Supervisor Alfredo Pedroza defended Relucio, arguing that New York’s stage of the pandemic is not analogous to California’s and that the health officer is basing her decisions off the local conditions at hand.

Pedroza said:

“I think you have to make sure we’re working with the same set of facts. When you look at New York, they’ve had in the past seven days an increase of 4,500 cases. In the state of California, 45,000 cases.”

Relucio noted that the county is dealing with a recent glitch in the state’s coronavirus monitoring system that resulted in a backlog of nearly 300,000 cases.

While the state has fixed the issue and caught up on the backlogged cases, local jurisdictions are still applying the data from recent weeks to their metrics tracking the virus’ local spread.

The state also prevented any of the 38 counties on the state watchlist from being removed until the tracking system issues could be rectified.

Relucio said:

“I understand that kids need their education for intellectual and socioemotional development. This is a very difficult decision and I’m not doing this willy nilly.”

Napa County is currently hitting all but one benchmark required to fall off the watchlist. State public health officials require a county to have a case rate of fewer than 100 cases per 100,000 people; Napa County has 176.1, with the caveat that cases could be underreported, Relucio said.

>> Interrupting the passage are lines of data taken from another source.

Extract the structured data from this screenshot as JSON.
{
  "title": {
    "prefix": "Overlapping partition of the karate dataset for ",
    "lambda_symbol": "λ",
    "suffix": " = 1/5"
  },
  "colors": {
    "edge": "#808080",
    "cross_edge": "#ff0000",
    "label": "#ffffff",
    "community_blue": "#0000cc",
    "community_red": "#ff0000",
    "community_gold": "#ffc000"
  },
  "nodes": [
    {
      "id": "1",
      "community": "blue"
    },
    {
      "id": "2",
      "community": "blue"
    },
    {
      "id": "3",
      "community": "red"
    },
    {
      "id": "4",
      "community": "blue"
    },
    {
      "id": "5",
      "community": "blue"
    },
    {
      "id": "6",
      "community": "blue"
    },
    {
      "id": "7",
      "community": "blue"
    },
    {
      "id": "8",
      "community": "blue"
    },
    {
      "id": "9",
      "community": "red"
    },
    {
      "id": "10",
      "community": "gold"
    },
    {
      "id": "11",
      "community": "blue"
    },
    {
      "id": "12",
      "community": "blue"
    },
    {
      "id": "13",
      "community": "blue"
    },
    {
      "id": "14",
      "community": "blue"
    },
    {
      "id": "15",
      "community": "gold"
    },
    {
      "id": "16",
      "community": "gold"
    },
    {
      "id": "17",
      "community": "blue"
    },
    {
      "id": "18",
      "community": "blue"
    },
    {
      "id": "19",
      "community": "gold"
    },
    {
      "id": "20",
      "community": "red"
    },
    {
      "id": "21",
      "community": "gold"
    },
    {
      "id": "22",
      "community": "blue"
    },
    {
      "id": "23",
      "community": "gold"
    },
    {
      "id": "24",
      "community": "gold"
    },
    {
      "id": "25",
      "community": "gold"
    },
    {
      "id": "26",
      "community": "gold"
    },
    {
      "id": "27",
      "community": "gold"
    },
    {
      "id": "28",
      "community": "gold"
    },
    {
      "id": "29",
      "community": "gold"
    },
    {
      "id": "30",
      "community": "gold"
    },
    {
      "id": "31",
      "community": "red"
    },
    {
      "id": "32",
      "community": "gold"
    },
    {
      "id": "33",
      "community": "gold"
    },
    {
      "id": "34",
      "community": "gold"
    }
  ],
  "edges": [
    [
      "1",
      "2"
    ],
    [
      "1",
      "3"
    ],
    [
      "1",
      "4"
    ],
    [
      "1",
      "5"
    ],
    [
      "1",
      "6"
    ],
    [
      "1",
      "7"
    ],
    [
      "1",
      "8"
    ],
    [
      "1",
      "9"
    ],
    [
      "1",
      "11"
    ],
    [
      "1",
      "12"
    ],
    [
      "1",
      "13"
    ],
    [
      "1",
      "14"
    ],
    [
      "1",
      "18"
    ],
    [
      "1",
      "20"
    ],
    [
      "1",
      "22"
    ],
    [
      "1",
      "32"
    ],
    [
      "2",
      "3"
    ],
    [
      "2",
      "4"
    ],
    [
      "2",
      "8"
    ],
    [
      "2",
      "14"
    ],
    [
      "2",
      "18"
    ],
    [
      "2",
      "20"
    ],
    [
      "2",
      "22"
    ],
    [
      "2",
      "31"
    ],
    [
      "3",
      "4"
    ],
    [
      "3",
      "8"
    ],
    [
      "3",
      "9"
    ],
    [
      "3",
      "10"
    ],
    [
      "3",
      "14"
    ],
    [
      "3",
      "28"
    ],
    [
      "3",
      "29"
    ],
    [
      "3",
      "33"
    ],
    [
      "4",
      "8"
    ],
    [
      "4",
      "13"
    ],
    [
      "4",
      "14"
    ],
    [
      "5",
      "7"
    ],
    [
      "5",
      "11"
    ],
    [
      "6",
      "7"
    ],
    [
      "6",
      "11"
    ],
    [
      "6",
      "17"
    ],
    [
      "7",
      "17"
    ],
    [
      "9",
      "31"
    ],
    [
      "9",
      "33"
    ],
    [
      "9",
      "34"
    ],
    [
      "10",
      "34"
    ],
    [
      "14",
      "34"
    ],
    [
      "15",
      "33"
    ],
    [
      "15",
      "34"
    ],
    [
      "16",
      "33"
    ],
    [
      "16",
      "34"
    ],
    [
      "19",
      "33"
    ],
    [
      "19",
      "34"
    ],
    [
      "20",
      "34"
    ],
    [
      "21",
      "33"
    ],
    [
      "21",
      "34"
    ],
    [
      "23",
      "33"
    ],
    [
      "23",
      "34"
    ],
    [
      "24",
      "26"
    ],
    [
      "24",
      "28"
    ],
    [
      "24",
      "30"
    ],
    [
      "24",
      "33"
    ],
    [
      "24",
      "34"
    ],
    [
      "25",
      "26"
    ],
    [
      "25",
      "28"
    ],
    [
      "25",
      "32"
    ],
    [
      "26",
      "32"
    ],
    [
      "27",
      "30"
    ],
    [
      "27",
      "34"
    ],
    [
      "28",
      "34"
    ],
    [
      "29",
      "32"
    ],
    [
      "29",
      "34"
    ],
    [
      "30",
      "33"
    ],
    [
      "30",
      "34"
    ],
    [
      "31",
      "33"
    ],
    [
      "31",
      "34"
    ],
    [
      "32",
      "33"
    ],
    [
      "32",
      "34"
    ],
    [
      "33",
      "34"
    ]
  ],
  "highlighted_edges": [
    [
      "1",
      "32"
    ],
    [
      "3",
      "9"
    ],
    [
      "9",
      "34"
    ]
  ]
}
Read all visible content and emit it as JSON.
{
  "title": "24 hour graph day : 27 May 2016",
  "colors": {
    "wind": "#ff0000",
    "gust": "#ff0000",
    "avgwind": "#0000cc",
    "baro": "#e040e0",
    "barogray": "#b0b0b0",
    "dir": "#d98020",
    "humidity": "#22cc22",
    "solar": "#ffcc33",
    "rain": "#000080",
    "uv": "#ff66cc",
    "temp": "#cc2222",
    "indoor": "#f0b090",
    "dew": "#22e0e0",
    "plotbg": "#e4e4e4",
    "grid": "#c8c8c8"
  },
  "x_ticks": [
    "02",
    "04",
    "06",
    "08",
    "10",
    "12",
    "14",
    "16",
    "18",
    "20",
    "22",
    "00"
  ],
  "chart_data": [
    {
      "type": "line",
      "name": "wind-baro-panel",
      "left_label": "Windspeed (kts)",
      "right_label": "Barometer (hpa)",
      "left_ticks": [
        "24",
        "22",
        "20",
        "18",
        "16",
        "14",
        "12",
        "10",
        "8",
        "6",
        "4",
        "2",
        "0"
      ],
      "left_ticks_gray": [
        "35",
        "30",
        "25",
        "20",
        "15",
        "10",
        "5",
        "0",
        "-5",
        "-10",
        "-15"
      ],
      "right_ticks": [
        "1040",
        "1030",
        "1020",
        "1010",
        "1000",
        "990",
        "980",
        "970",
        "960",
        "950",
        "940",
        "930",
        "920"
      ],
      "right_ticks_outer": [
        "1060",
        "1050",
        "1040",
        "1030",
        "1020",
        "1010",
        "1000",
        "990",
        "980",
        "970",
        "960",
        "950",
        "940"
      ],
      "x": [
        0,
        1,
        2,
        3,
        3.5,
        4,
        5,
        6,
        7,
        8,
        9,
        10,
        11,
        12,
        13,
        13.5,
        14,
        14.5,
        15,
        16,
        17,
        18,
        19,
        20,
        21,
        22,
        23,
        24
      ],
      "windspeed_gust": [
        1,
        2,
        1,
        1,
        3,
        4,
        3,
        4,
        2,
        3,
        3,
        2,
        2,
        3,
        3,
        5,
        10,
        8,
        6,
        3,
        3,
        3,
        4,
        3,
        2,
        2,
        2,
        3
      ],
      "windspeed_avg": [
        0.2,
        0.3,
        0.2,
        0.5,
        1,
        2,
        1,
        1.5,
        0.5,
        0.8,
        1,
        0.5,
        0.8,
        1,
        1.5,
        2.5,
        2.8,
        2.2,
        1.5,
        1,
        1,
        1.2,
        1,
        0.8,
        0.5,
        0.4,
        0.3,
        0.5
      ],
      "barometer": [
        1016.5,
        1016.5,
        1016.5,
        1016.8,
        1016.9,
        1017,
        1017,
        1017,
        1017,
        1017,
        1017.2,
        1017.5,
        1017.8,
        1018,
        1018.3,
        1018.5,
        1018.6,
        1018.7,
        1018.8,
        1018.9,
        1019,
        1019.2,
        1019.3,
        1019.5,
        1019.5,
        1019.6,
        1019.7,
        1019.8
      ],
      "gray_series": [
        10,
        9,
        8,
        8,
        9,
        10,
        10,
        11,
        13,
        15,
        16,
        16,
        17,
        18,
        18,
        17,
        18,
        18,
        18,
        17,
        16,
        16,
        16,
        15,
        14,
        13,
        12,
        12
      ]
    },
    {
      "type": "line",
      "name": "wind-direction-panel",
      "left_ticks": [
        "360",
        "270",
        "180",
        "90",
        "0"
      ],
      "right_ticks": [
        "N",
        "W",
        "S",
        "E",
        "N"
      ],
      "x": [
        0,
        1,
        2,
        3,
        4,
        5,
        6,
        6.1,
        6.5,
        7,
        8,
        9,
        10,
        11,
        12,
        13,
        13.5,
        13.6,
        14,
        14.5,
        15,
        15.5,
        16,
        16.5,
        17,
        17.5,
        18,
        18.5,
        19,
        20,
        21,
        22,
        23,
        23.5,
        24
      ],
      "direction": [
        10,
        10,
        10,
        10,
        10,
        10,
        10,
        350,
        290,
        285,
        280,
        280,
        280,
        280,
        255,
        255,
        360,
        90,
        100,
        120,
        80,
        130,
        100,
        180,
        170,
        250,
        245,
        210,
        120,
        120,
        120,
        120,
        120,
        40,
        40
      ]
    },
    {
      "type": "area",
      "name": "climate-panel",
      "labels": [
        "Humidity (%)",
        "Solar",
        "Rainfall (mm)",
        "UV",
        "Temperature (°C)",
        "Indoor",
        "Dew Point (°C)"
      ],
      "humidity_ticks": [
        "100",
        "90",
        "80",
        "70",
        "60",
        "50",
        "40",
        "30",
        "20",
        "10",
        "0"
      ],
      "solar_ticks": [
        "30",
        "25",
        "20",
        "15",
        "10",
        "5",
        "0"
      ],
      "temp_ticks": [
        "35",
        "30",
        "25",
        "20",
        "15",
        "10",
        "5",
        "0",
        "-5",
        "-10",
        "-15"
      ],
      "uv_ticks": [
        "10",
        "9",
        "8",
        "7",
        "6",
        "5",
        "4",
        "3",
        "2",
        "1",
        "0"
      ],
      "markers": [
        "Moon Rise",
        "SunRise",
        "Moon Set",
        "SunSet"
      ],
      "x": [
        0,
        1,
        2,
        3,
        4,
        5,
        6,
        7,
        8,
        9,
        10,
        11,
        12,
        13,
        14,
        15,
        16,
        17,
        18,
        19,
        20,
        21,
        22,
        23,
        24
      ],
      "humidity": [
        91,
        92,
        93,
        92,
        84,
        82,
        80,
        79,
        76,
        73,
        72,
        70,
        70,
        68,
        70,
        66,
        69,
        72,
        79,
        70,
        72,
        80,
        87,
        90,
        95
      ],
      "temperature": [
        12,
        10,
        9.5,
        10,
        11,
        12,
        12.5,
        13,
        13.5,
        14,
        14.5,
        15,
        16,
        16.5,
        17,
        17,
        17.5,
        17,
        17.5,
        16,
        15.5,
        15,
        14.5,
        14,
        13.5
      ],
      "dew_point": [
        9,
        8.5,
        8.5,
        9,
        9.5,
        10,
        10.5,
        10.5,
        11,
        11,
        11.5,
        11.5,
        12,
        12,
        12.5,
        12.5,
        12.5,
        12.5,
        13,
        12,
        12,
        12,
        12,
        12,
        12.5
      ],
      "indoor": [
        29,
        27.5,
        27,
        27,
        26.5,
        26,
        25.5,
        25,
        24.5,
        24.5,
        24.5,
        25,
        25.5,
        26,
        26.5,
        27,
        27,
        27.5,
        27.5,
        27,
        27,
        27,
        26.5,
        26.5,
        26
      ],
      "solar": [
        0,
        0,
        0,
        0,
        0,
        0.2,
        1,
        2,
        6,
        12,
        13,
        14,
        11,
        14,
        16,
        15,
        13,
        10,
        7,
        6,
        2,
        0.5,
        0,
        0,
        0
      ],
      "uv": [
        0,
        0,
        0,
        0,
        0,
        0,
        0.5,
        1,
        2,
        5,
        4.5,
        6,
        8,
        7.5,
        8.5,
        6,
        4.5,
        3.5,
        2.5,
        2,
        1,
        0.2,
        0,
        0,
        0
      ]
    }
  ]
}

Supervisor Ryan Gregory said that while he has been frustrated at the state’s focus on case rate per 100,000 residents as a reopening metric, he echoed his colleagues’ support for Relucio and suggested the need for a “full-court press” to bring that metric into compliance.

Gregory said:

“I’m not happy about it but, in my view, it’s really all we have, it’s the only thing we have right now in our control.”